Vishnu sighed and shrugged resignedly, acceding to her need to discuss the topic. ‘The fact that power has corrupted him is something even Indra will not dispute. However, it also has to be accepted that the nature of the job has taken an unwholesome toll on him. But nobody else could have withstood the pressures it entails for as long as he has. From the beginning he was marked for something special and for better or worse, he has made himself an integral part of the three worlds. That is not to say I condone what he did, nor do I think he is going to get away with his moral transgressions, however justified he may believe them to be. Good or evil incurs a debt that is always repaid with the same coin, and who knows it better than you?

‘However, we cannot give up on him—no one is ever past the chance for redemption or exempt from divine grace. I am confident that he will see the error of his ways and reform himself to once again become the great champion of all things noble as he once was. Despite everything Indra, like everything
in creation, has always had a strong urge to give in to divine unity rather than pull away from it, and once he has a grip on himself, he will find his way back.

‘Meanwhile, the deed is done. Even though he only suspects it, Indra has sown the seeds of destruction and is going to have a rough time reaping the bitter crop of retribution.’

‘That is exactly what bothers me no end…’ Shakti complained. ‘His actions have all but guaranteed a comeuppance of epic proportions. Too many lives will be lost, but not before rivers of blood have been spilled and entire oceans of tears have been shed. And let us not forget the ensuing pain, misery and hate that will see the future of subsequent generations blighted as well.

‘This is why, I feel, it will be so much simpler for one of us to use our weapon of choice to kill him immediately and spare everybody a world of trauma. It would make for a wonderful cautionary tale; even the most intellectually challenged mortals will be able to join the dots and never be misguided enough to assume that it is possible to get away with being a remorseless killer.

‘Unfortunately, while it is great fun to rant, I am fully aware that this wishful thinking will get me nowhere. In fact, it is going to be entirely counterproductive. My feelings in this case are so passionately vehement that I can bet the celestials will come crawling to me for help when the demon spawn of their evil deeds grows horns and claws and makes a beeline for them, baying for blood. And, no doubt, I’ll be bound to oblige!’

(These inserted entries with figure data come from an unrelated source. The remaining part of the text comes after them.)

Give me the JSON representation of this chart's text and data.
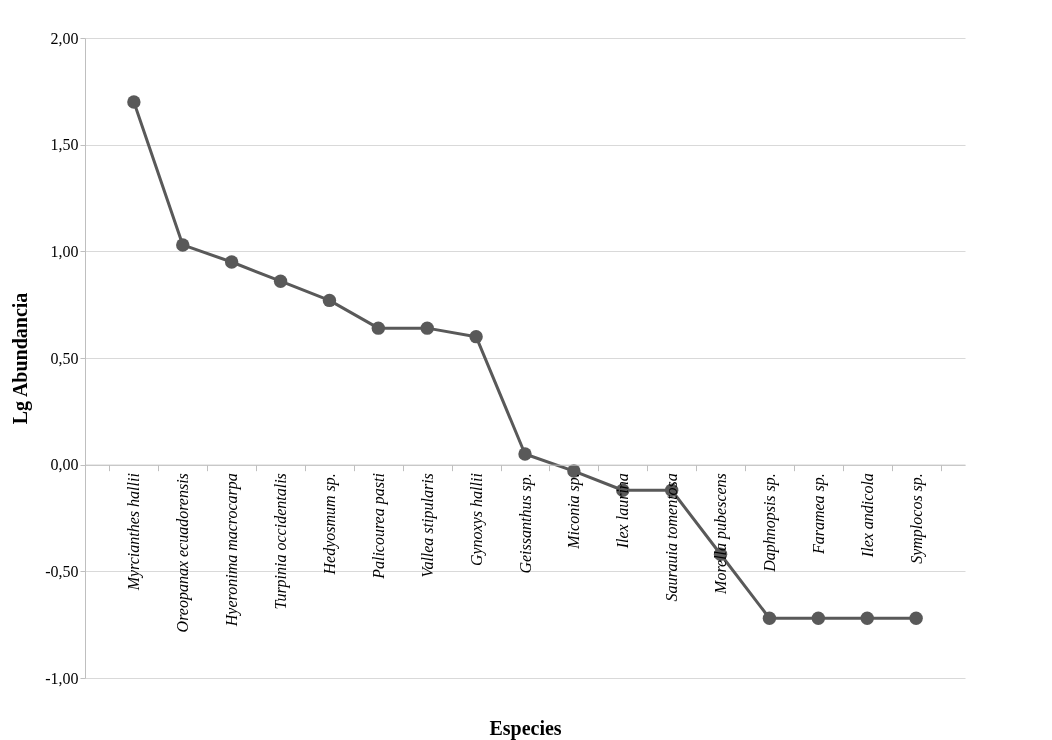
{
  "chart_data": {
    "type": "line",
    "xlabel": "Especies",
    "ylabel": "Lg Abundancia",
    "categories": [
      "Myrcianthes hallii",
      "Oreopanax ecuadorensis",
      "Hyeronima macrocarpa",
      "Turpinia occidentalis",
      "Hedyosmum sp.",
      "Palicourea pasti",
      "Vallea stipularis",
      "Gynoxys hallii",
      "Geissanthus sp.",
      "Miconia sp.",
      "Ilex  laurina",
      "Saurauia tomentosa",
      "Morella  pubescens",
      "Daphnopsis sp.",
      "Faramea sp.",
      "Ilex  andicola",
      "Symplocos sp."
    ],
    "series": [
      {
        "color": "#595959",
        "values": [
          1.7,
          1.03,
          0.95,
          0.86,
          0.77,
          0.64,
          0.64,
          0.6,
          0.05,
          -0.03,
          -0.12,
          -0.12,
          -0.42,
          -0.72,
          -0.72,
          -0.72,
          -0.72
        ]
      }
    ],
    "ylim": [
      -1,
      2
    ],
    "yticks": [
      {
        "value": -1,
        "label": "-1,00"
      },
      {
        "value": -0.5,
        "label": "-0,50"
      },
      {
        "value": 0,
        "label": "0,00"
      },
      {
        "value": 0.5,
        "label": "0,50"
      },
      {
        "value": 1,
        "label": "1,00"
      },
      {
        "value": 1.5,
        "label": "1,50"
      },
      {
        "value": 2,
        "label": "2,00"
      }
    ],
    "grid": "y",
    "marker": "circle",
    "line_style": "solid"
  }
}
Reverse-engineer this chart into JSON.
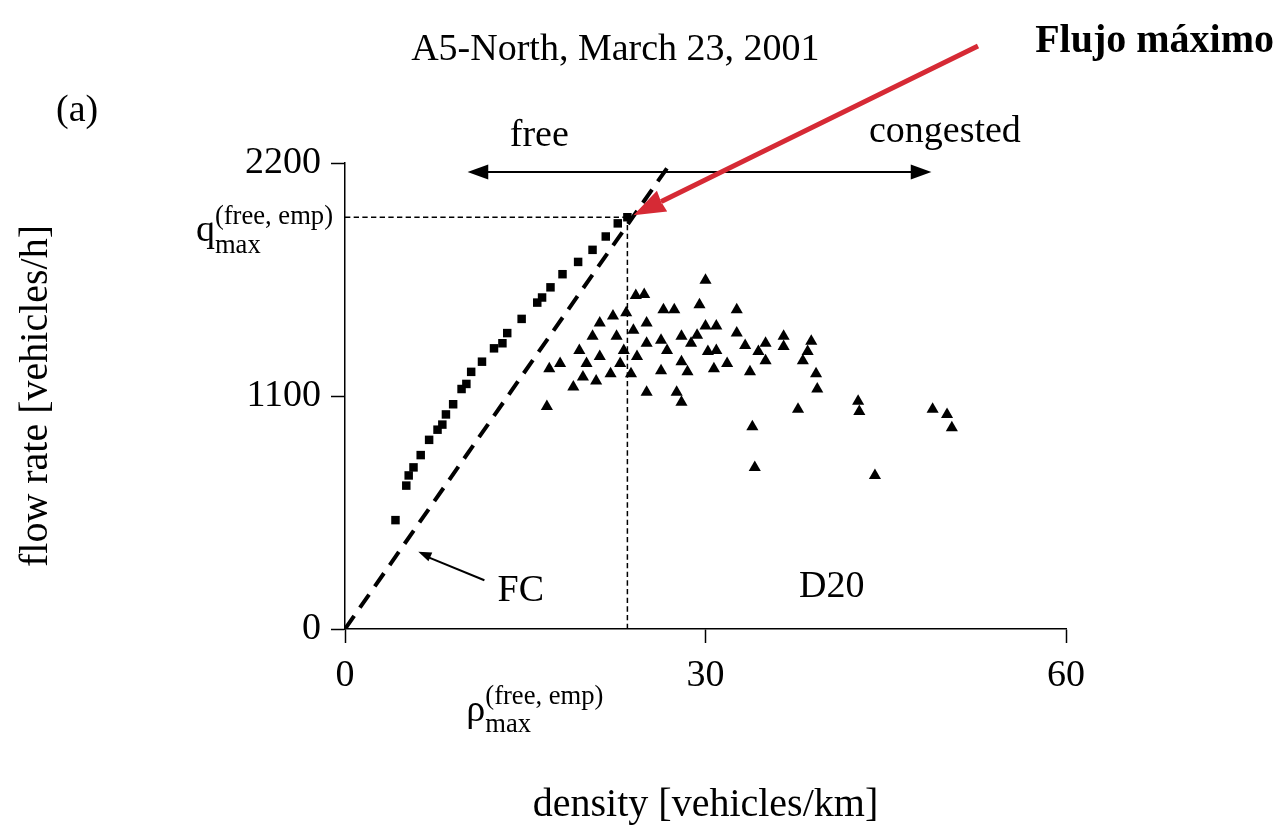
{
  "chart_data": {
    "type": "scatter",
    "title": "A5-North, March 23, 2001",
    "xlabel": "density [vehicles/km]",
    "ylabel": "flow rate [vehicles/h]",
    "xlim": [
      0,
      60
    ],
    "xticks": [
      0,
      30,
      60
    ],
    "ylim": [
      0,
      2200
    ],
    "yticks": [
      0,
      1100,
      2200
    ],
    "grid": false,
    "legend": false,
    "series": [
      {
        "type": "line",
        "color": "#000000",
        "line_style": "dashed",
        "marker": "none",
        "x": [
          0,
          27.1
        ],
        "values": [
          0,
          2200
        ]
      },
      {
        "type": "scatter",
        "color": "#000000",
        "marker": "square",
        "x": [
          4.2,
          5.1,
          5.3,
          5.7,
          6.3,
          7.0,
          7.7,
          8.1,
          8.4,
          9.0,
          9.7,
          10.1,
          10.5,
          11.4,
          12.4,
          13.1,
          13.5,
          14.7,
          16.0,
          16.4,
          17.1,
          18.1,
          19.4,
          20.6,
          21.7,
          22.7,
          23.5
        ],
        "values": [
          514,
          677,
          725,
          763,
          821,
          893,
          941,
          965,
          1013,
          1061,
          1133,
          1157,
          1214,
          1262,
          1325,
          1349,
          1397,
          1464,
          1541,
          1565,
          1613,
          1675,
          1733,
          1790,
          1853,
          1915,
          1944
        ]
      },
      {
        "type": "scatter",
        "color": "#000000",
        "marker": "triangle",
        "x": [
          30.0,
          29.5,
          32.6,
          24.9,
          24.2,
          27.4,
          26.5,
          30.9,
          30.0,
          32.6,
          33.3,
          35.0,
          36.5,
          36.5,
          38.8,
          38.5,
          38.1,
          35.0,
          34.4,
          33.7,
          39.2,
          39.3,
          31.8,
          30.7,
          30.2,
          30.9,
          42.7,
          42.8,
          37.7,
          48.9,
          50.1,
          50.5,
          33.9,
          34.1,
          44.1,
          16.8,
          17.0,
          17.9,
          19.0,
          28.0,
          27.6,
          25.1,
          28.5,
          28.0,
          26.3,
          26.8,
          26.3,
          28.0,
          29.3,
          28.8,
          21.2,
          20.6,
          22.3,
          23.4,
          22.6,
          24.0,
          21.2,
          20.1,
          22.1,
          23.8,
          25.1,
          25.1,
          20.9,
          19.8,
          23.2,
          24.3,
          19.5,
          22.9
        ],
        "values": [
          1646,
          1531,
          1507,
          1579,
          1574,
          1507,
          1507,
          1430,
          1430,
          1397,
          1339,
          1349,
          1382,
          1334,
          1358,
          1310,
          1267,
          1267,
          1310,
          1214,
          1205,
          1133,
          1253,
          1229,
          1310,
          1315,
          1075,
          1027,
          1037,
          1037,
          1013,
          950,
          955,
          763,
          725,
          1051,
          1229,
          1253,
          1142,
          1070,
          1118,
          1118,
          1214,
          1262,
          1219,
          1315,
          1363,
          1382,
          1387,
          1349,
          1445,
          1382,
          1478,
          1493,
          1382,
          1411,
          1286,
          1253,
          1205,
          1205,
          1349,
          1445,
          1171,
          1190,
          1315,
          1286,
          1315,
          1253
        ]
      }
    ],
    "ref_lines": [
      {
        "axis": "y",
        "value": 1944,
        "label": "q$_{max}$$^{(free, emp)}$",
        "line_style": "dashed",
        "color": "#000000"
      },
      {
        "axis": "x",
        "value": 23.5,
        "label": "ρ$_{max}$$^{(free, emp)}$",
        "line_style": "dashed",
        "color": "#000000"
      }
    ],
    "annotations": [
      "(a)",
      "free",
      "congested",
      "D20",
      "FC",
      "Flujo máximo"
    ]
  }
}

‘It will be as you say—Indra will beseech you for help and despite your annoyance over his misdeeds, your compassion will be roused. He will have you to thank for his continued existence and he’ll worship at your feet. But his new-found
penitence will not stop him from being monumentally stupid again and we’ll be having this conversation yet again. You are indeed omniscient!’ Vishnu intoned with mock solemnity, prostrating himself before her, palms joined as if in prayer. He was rewarded for his histrionics with a powerful kick.

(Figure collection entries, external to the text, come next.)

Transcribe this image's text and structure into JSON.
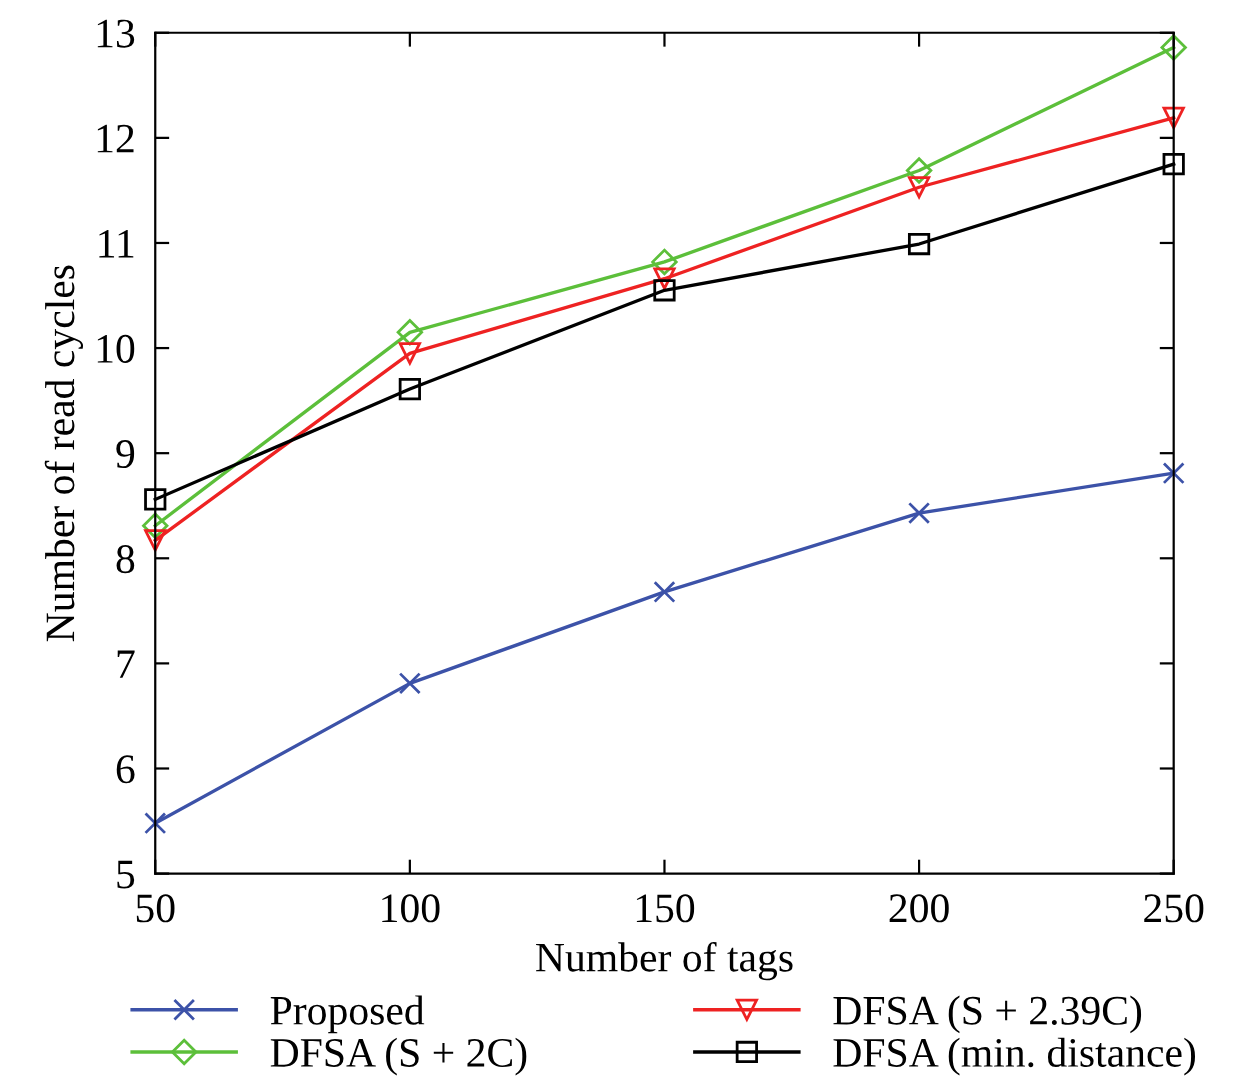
{
  "chart_data": {
    "type": "line",
    "xlabel": "Number of tags",
    "ylabel": "Number of read cycles",
    "x": [
      50,
      100,
      150,
      200,
      250
    ],
    "xlim": [
      50,
      250
    ],
    "xticks": [
      50,
      100,
      150,
      200,
      250
    ],
    "ylim": [
      5,
      13
    ],
    "yticks": [
      5,
      6,
      7,
      8,
      9,
      10,
      11,
      12,
      13
    ],
    "grid": false,
    "legend": "bottom",
    "line_style": "solid",
    "series": [
      {
        "name": "Proposed",
        "color": "#3c52a8",
        "marker": "cross",
        "values": [
          5.48,
          6.81,
          7.68,
          8.43,
          8.81
        ]
      },
      {
        "name": "DFSA (S + 2C)",
        "color": "#5cbf3a",
        "marker": "diamond",
        "values": [
          8.31,
          10.15,
          10.82,
          11.69,
          12.86
        ]
      },
      {
        "name": "DFSA (S + 2.39C)",
        "color": "#ee2222",
        "marker": "triangle",
        "values": [
          8.17,
          9.95,
          10.66,
          11.53,
          12.19
        ]
      },
      {
        "name": "DFSA (min. distance)",
        "color": "#000000",
        "marker": "square",
        "values": [
          8.56,
          9.61,
          10.55,
          10.99,
          11.75
        ]
      }
    ]
  }
}
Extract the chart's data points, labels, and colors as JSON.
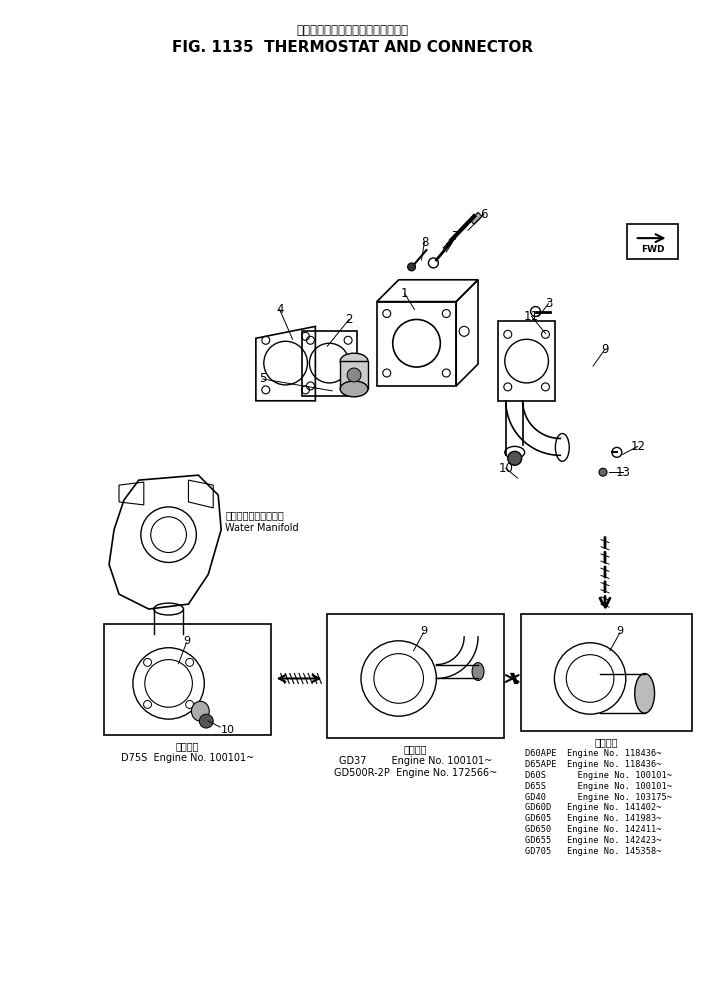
{
  "title_japanese": "サーモスタット　および　コネクタ",
  "title_english": "FIG. 1135  THERMOSTAT AND CONNECTOR",
  "background_color": "#ffffff",
  "part_numbers": [
    "1",
    "2",
    "3",
    "4",
    "5",
    "6",
    "7",
    "8",
    "9",
    "10",
    "11",
    "12",
    "13"
  ],
  "box1_label_jp": "適用号番",
  "box1_label": "D75S  Engine No. 100101~",
  "box2_label_jp": "適用号番",
  "box2_label": "GD37        Engine No. 100101~\nGD500R-2P  Engine No. 172566~",
  "box3_label_jp": "適用号番",
  "box3_lines": [
    "D60APE  Engine No. 118436~",
    "D65APE  Engine No. 118436~",
    "D60S      Engine No. 100101~",
    "D65S      Engine No. 100101~",
    "GD40      Engine No. 103175~",
    "GD60D   Engine No. 141402~",
    "GD605   Engine No. 141983~",
    "GD650   Engine No. 142411~",
    "GD655   Engine No. 142423~",
    "GD705   Engine No. 145358~"
  ],
  "water_manifold_jp": "ウォータマニホールド",
  "water_manifold_en": "Water Manifold"
}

Far away, Karamba and Ramba, the sons of the asura king, Danu, had taken the unexpected decision to forsake their cosseted, privileged lives and devote themselves to the performance of intense tapas. Those who knew them were taken by surprise, as the princes had never displayed a religious bent of mind and stories of their drunken revelry and carousing were legendary. When they opted to turn their backs on sensual pleasures, speculation was intense about whether they were possessed by evil spirits or had become afflicted by a deadly disease and were dying slowly while their brains turned to mush.